Si parla con enfasi dei giovani, ma nessuno li prende davvero in considerazione. Essi “sono il futuro”, ma il domani è già oggi. Non c’è più tempo per quel che sarà. La novità è già obsoleta. Il passato è come sabbia nel pugno della mano: scivola senza lasciare traccia. Non c’è più spazio per la memoria. Una società usa e getta rottama i ricordi. Quei vecchi a cui si accennava prima, che una volta costituivano il legame e la continuità della storia di ognuno, oggi sono a malapena sopportati e supportati; quei migranti che dovrebbero scuotere le coscienze per ciò che anche noi siamo stati ed abbiamo fatto, costituiscono un neo sulla pelle bianca; quei disabili, vittime di malaugurata sorte o molti dei quali, di catastrofi, sarebbero considerati zavorra per una società volta esclusivamente all’efficienza o, per taluni, addirittura vetrina compassionevole per un miserevole tornaconto; i malati, quelli di covid, tanto per stare all’oggi, sarebbero gli untori del virus ed i responsabili del suo dilagare trascurando che spesso sono proprio coloro che lo combattono in prima linea e sovente ne pagano le conseguenze… Si pensi a Li Wenliang, il medico cinese che per primo ne denunciò la comparsa e che ne fu da esso sopraffatto.
Riccardo, da poche ore nel database di questa comunità, è come nell’occhio di un ciclone. Non avverte alcuna turbolenza. Sarà incubato dall’affetto dei genitori e dei parenti prossimi e iniziato gradualmente alla vita. Quello che sarà dipenderà solo da ciò che saremo stati in grado di trasmettergli. Non sarà sufficiente circondarlo di attenzioni, ma incanalarlo nel labirinto di una società che presenta insidiosi trabocchetti difficili da superare per chi non è opportunamente scafato. I genitori certamente, ma i nonni soprattutto, dovranno fungere da apripista per orientarlo nel dilagante caos di idee e di comportamento.
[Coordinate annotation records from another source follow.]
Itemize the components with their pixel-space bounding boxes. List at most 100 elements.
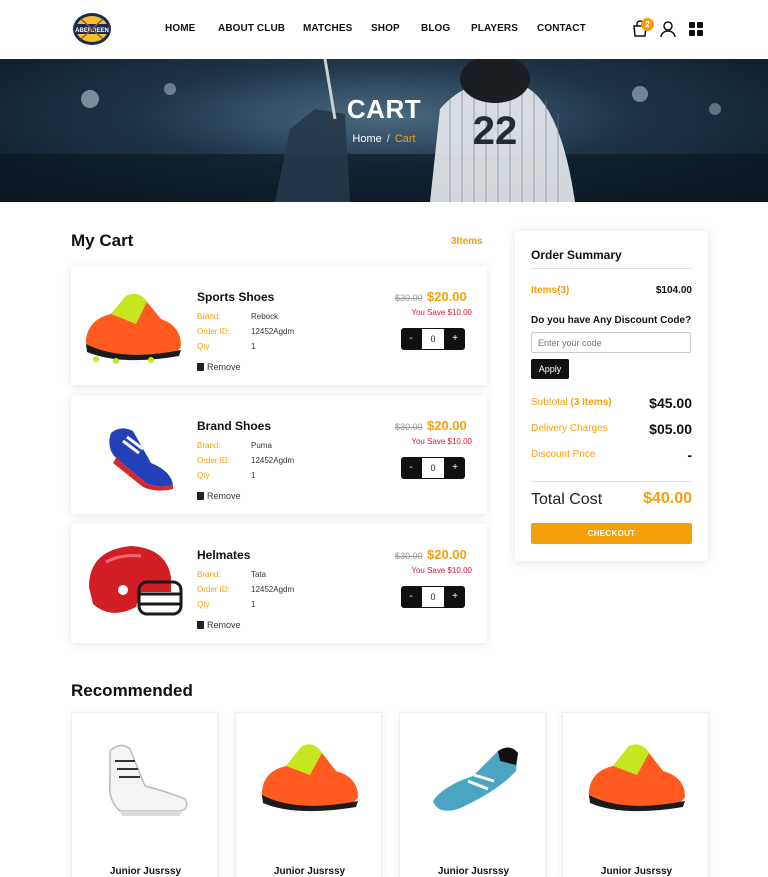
order-id-value: 12452Agdm [251, 327, 295, 336]
recommended-product-name[interactable]: Junior Jusrssy [563, 866, 710, 877]
order-summary-title: Order Summary [531, 248, 622, 262]
recommended-product-card[interactable]: Junior Jusrssy [71, 712, 218, 877]
subtotal-text: Subtotal [531, 397, 568, 408]
orange-cleats-image [261, 744, 358, 812]
increment-button[interactable]: + [445, 457, 465, 479]
grid-menu-icon[interactable] [687, 20, 705, 38]
subtotal-label: Subtotal (3 Items) [531, 397, 612, 408]
breadcrumb: Home / Cart [0, 133, 768, 145]
teal-cleat-image [433, 747, 518, 811]
user-icon[interactable] [659, 20, 677, 38]
delivery-label: Delivery Charges [531, 423, 608, 434]
discount-label: Discount Price [531, 449, 596, 460]
discount-code-input[interactable] [531, 332, 691, 353]
brand-value: Rebock [251, 312, 279, 321]
remove-button[interactable]: Remove [197, 491, 241, 501]
nav-players[interactable]: PLAYERS [471, 23, 518, 34]
increment-button[interactable]: + [445, 586, 465, 608]
recommended-product-name[interactable]: Junior Jusrssy [72, 866, 219, 877]
total-cost-label: Total Cost [531, 491, 603, 508]
decrement-button[interactable]: - [401, 328, 421, 350]
original-price: $30.00 [395, 551, 423, 561]
page-title: CART [346, 94, 422, 124]
quantity-stepper: - 0 + [401, 328, 465, 350]
recommended-product-card[interactable]: Junior Jusrssy [235, 712, 382, 877]
decrement-button[interactable]: - [401, 457, 421, 479]
quantity-stepper: - 0 + [401, 457, 465, 479]
brand-label: Brand: [197, 312, 221, 321]
subtotal-items: (3 Items) [570, 397, 612, 408]
increment-button[interactable]: + [445, 328, 465, 350]
original-price: $30.00 [395, 293, 423, 303]
red-helmet-image [89, 546, 183, 616]
product-name[interactable]: Sports Shoes [197, 290, 274, 304]
subtotal-value: $45.00 [649, 395, 692, 411]
original-price: $30.00 [395, 422, 423, 432]
items-label: Items(3) [531, 285, 570, 296]
quantity-stepper: - 0 + [401, 586, 465, 608]
apply-button[interactable]: Apply [531, 359, 569, 379]
cart-items-count: 3Items [451, 236, 483, 247]
decrement-button[interactable]: - [401, 586, 421, 608]
order-id-value: 12452Agdm [251, 585, 295, 594]
delivery-value: $05.00 [649, 421, 692, 437]
quantity-value[interactable]: 0 [422, 458, 444, 478]
product-name[interactable]: Helmates [197, 548, 250, 562]
sale-price: $20.00 [427, 547, 467, 562]
divider [531, 268, 692, 269]
product-name[interactable]: Brand Shoes [197, 419, 271, 433]
cart-item: Helmates Brand: Tata Order ID: 12452Agdm Q… [71, 524, 487, 643]
qty-value: 1 [251, 600, 256, 609]
recommended-heading: Recommended [71, 681, 193, 700]
white-sneakers-image [108, 744, 188, 816]
blue-cleats-image [109, 428, 173, 491]
remove-label: Remove [207, 620, 241, 630]
remove-button[interactable]: Remove [197, 362, 241, 372]
savings-text: You Save $10.00 [411, 566, 472, 575]
club-logo[interactable]: ABERDEEN [71, 11, 113, 47]
nav-matches[interactable]: MATCHES [303, 23, 352, 34]
trash-icon [197, 621, 204, 629]
my-cart-heading: My Cart [71, 231, 134, 250]
cart-item: Brand Shoes Brand: Puma Order ID: 12452Agd… [71, 395, 487, 514]
nav-about-club[interactable]: ABOUT CLUB [218, 23, 285, 34]
quantity-value[interactable]: 0 [422, 587, 444, 607]
qty-label: Qty [197, 342, 210, 351]
nav-shop[interactable]: SHOP [371, 23, 400, 34]
orange-cleats-image [588, 744, 685, 812]
divider [531, 481, 692, 482]
remove-label: Remove [207, 362, 241, 372]
breadcrumb-separator: / [386, 133, 390, 145]
qty-label: Qty [197, 600, 210, 609]
qty-value: 1 [251, 342, 256, 351]
recommended-product-card[interactable]: Junior Jusrssy [562, 712, 709, 877]
nav-contact[interactable]: CONTACT [537, 23, 586, 34]
sale-price: $20.00 [427, 289, 467, 304]
nav-blog[interactable]: BLOG [421, 23, 450, 34]
trash-icon [197, 492, 204, 500]
breadcrumb-home[interactable]: Home [352, 133, 381, 145]
stadium-batter-illustration: 22 [0, 59, 768, 202]
order-id-value: 12452Agdm [251, 456, 295, 465]
checkout-button[interactable]: CHECKOUT [531, 523, 692, 544]
order-id-label: Order ID: [197, 456, 230, 465]
order-id-label: Order ID: [197, 585, 230, 594]
page-banner: 22 CART Home / Cart [0, 59, 768, 202]
remove-label: Remove [207, 491, 241, 501]
site-header: ABERDEEN HOME ABOUT CLUB MATCHES SHOP BL… [0, 0, 768, 59]
breadcrumb-current: Cart [394, 133, 416, 145]
trash-icon [197, 363, 204, 371]
savings-text: You Save $10.00 [411, 437, 472, 446]
discount-value: - [687, 447, 692, 463]
nav-home[interactable]: HOME [165, 23, 195, 34]
recommended-product-name[interactable]: Junior Jusrssy [400, 866, 547, 877]
recommended-product-card[interactable]: Junior Jusrssy [399, 712, 546, 877]
order-id-label: Order ID: [197, 327, 230, 336]
order-summary-panel: Order Summary Items(3) $104.00 Do you ha… [515, 231, 708, 561]
quantity-value[interactable]: 0 [422, 329, 444, 349]
brand-value: Tata [251, 570, 267, 579]
brand-label: Brand: [197, 570, 221, 579]
remove-button[interactable]: Remove [197, 620, 241, 630]
qty-label: Qty [197, 471, 210, 480]
recommended-product-name[interactable]: Junior Jusrssy [236, 866, 383, 877]
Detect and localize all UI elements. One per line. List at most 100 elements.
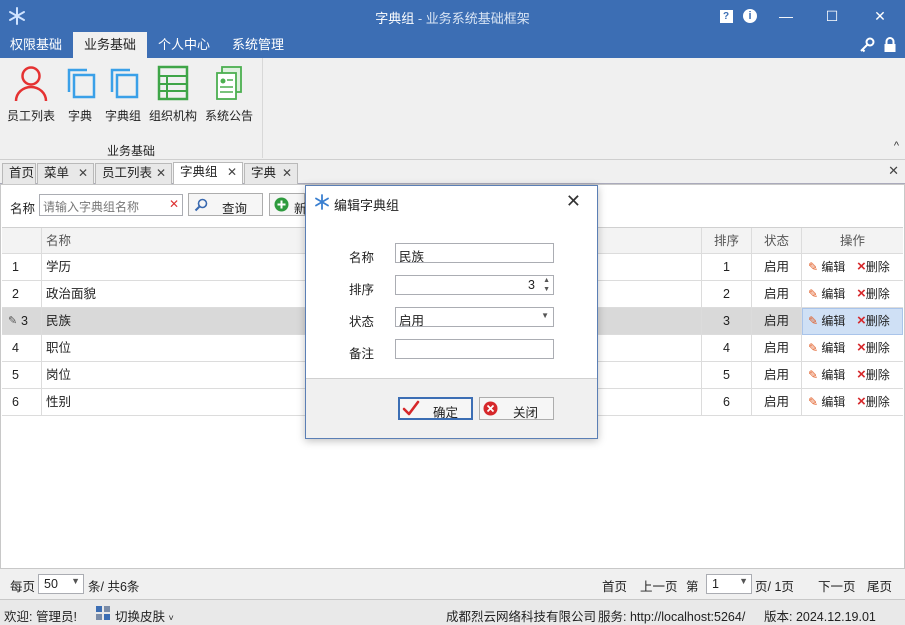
delete-link[interactable]: ×删除 bbox=[857, 281, 890, 307]
ribbon-notice-button[interactable]: 系统公告 bbox=[203, 64, 255, 124]
version-text: 版本: 2024.12.19.01 bbox=[764, 610, 876, 624]
ribbon-dict-button[interactable]: 字典 bbox=[60, 64, 100, 124]
lock-icon[interactable] bbox=[881, 36, 899, 54]
tab-home[interactable]: 首页 bbox=[2, 163, 36, 184]
info-button[interactable]: i bbox=[732, 0, 768, 32]
org-icon bbox=[157, 65, 189, 101]
delete-label: 删除 bbox=[865, 314, 890, 328]
switch-skin-label: 切换皮肤 bbox=[115, 610, 166, 624]
tab-close-icon[interactable]: ✕ bbox=[227, 163, 237, 182]
menu-item-personal[interactable]: 个人中心 bbox=[148, 32, 220, 58]
add-button[interactable]: 新 bbox=[269, 193, 307, 216]
query-button-label: 查询 bbox=[222, 202, 248, 216]
delete-label: 删除 bbox=[865, 287, 890, 301]
cancel-button[interactable]: 关闭 bbox=[479, 397, 554, 420]
edit-label: 编辑 bbox=[821, 395, 846, 409]
menu-item-permission[interactable]: 权限基础 bbox=[0, 32, 72, 58]
ribbon: 员工列表 字典 字典组 组织机构 系统公告 业务基础 ^ bbox=[0, 58, 905, 160]
maximize-button[interactable]: ☐ bbox=[814, 0, 850, 32]
tab-employee-list[interactable]: 员工列表 ✕ bbox=[95, 163, 172, 184]
row-status: 启用 bbox=[763, 314, 789, 328]
first-page-link[interactable]: 首页 bbox=[602, 576, 627, 595]
prev-page-link[interactable]: 上一页 bbox=[640, 576, 678, 595]
status-bar: 欢迎: 管理员! 切换皮肤 ˅ 成都烈云网络科技有限公司 服务: http://… bbox=[0, 599, 905, 625]
ribbon-dict-group-button[interactable]: 字典组 bbox=[102, 64, 144, 124]
minimize-button[interactable]: — bbox=[768, 0, 804, 32]
search-label: 名称 bbox=[10, 202, 36, 216]
per-page-select[interactable]: 50 ▼ bbox=[38, 574, 84, 594]
edit-link[interactable]: ✎ 编辑 bbox=[808, 362, 845, 388]
minimize-icon: — bbox=[779, 8, 793, 24]
tab-dict[interactable]: 字典 ✕ bbox=[244, 163, 298, 184]
key-icon[interactable] bbox=[858, 36, 876, 54]
edit-label: 编辑 bbox=[821, 341, 846, 355]
row-name: 性别 bbox=[46, 395, 72, 409]
menu-item-business[interactable]: 业务基础 bbox=[73, 32, 147, 58]
edit-link[interactable]: ✎ 编辑 bbox=[808, 308, 845, 334]
header-sort[interactable]: 排序 bbox=[702, 228, 751, 255]
switch-skin-button[interactable]: 切换皮肤 ˅ bbox=[115, 606, 174, 625]
edit-link[interactable]: ✎ 编辑 bbox=[808, 335, 845, 361]
tab-close-icon[interactable]: ✕ bbox=[78, 164, 88, 183]
status-label: 状态 bbox=[349, 315, 375, 329]
tab-close-icon[interactable]: ✕ bbox=[282, 164, 292, 183]
ribbon-org-button[interactable]: 组织机构 bbox=[147, 64, 199, 124]
edit-label: 编辑 bbox=[821, 368, 846, 382]
spin-arrows-icon[interactable]: ▲ ▼ bbox=[543, 276, 550, 294]
window-title-main: 字典组 bbox=[375, 11, 415, 26]
row-sort: 4 bbox=[723, 341, 730, 355]
page-select[interactable]: 1 ▼ bbox=[706, 574, 752, 594]
delete-link[interactable]: ×删除 bbox=[857, 335, 890, 361]
total-count: 条/ 共6条 bbox=[88, 580, 140, 594]
query-button[interactable]: 查询 bbox=[188, 193, 263, 216]
ribbon-collapse-button[interactable]: ^ bbox=[894, 140, 899, 152]
pencil-icon: ✎ bbox=[808, 287, 819, 301]
edit-link[interactable]: ✎ 编辑 bbox=[808, 254, 845, 280]
close-icon: ✕ bbox=[874, 7, 886, 24]
row-sort: 6 bbox=[723, 395, 730, 409]
row-status: 启用 bbox=[763, 368, 789, 382]
clear-search-icon[interactable]: ✕ bbox=[169, 197, 179, 211]
tab-menu[interactable]: 菜单 ✕ bbox=[37, 163, 94, 184]
sort-stepper[interactable]: 3 ▲ ▼ bbox=[395, 275, 554, 295]
pager: 每页 50 ▼ 条/ 共6条 首页 上一页 第 1 ▼ 页/ 1页 下一页 尾页 bbox=[0, 568, 905, 598]
menu-bar: 权限基础 业务基础 个人中心 系统管理 bbox=[0, 32, 905, 58]
delete-label: 删除 bbox=[865, 341, 890, 355]
ok-button[interactable]: 确定 bbox=[398, 397, 473, 420]
close-all-tabs-icon[interactable]: ✕ bbox=[888, 163, 899, 179]
edit-link[interactable]: ✎ 编辑 bbox=[808, 389, 845, 415]
header-status[interactable]: 状态 bbox=[752, 228, 801, 255]
edit-link[interactable]: ✎ 编辑 bbox=[808, 281, 845, 307]
delete-link[interactable]: ×删除 bbox=[857, 389, 890, 415]
dialog-header: 编辑字典组 ✕ bbox=[306, 186, 597, 218]
per-page-value: 50 bbox=[44, 577, 58, 591]
notice-icon bbox=[216, 66, 242, 100]
menu-item-system[interactable]: 系统管理 bbox=[221, 32, 295, 58]
ribbon-employee-list-button[interactable]: 员工列表 bbox=[6, 64, 56, 124]
delete-link[interactable]: ×删除 bbox=[857, 362, 890, 388]
name-field[interactable]: 民族 bbox=[395, 243, 554, 264]
row-number: 1 bbox=[12, 260, 19, 274]
status-value: 启用 bbox=[399, 314, 425, 328]
search-input[interactable]: 请输入字典组名称 ✕ bbox=[39, 194, 183, 216]
header-name[interactable]: 名称 bbox=[46, 228, 346, 255]
delete-x-icon: × bbox=[857, 312, 866, 329]
delete-label: 删除 bbox=[865, 368, 890, 382]
ok-button-label: 确定 bbox=[433, 406, 459, 420]
tab-close-icon[interactable]: ✕ bbox=[156, 164, 166, 183]
remark-field[interactable] bbox=[395, 339, 554, 359]
status-select[interactable]: 启用 ▼ bbox=[395, 307, 554, 328]
tab-dict-label: 字典 bbox=[251, 166, 277, 180]
tab-dict-group[interactable]: 字典组 ✕ bbox=[173, 162, 243, 184]
dialog-close-icon[interactable]: ✕ bbox=[566, 191, 581, 212]
next-page-link[interactable]: 下一页 bbox=[818, 576, 856, 595]
chevron-down-icon: ▼ bbox=[71, 576, 80, 586]
delete-link[interactable]: ×删除 bbox=[857, 254, 890, 280]
last-page-link[interactable]: 尾页 bbox=[867, 576, 892, 595]
delete-link[interactable]: ×删除 bbox=[857, 308, 890, 334]
row-sort: 5 bbox=[723, 368, 730, 382]
per-page-label: 每页 bbox=[10, 580, 36, 594]
name-value: 民族 bbox=[399, 250, 425, 264]
close-window-button[interactable]: ✕ bbox=[862, 0, 898, 32]
row-status: 启用 bbox=[763, 287, 789, 301]
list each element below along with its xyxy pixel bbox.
Crescerà osservandoci, prendendo spunti da come ci comporteremo, dal nostro esempio, da ciò che faremo, dalla nostra coerenza. Assai meno da ciò che diremo. Dobbiamo osservarlo ed ascoltarlo e, all’occasione, essere in grado di elargirgli qualche no. Egli sarà giudice severo come imparziale e il suo giudizio e il suo avvenire decreteranno il nostro successo o fallimento.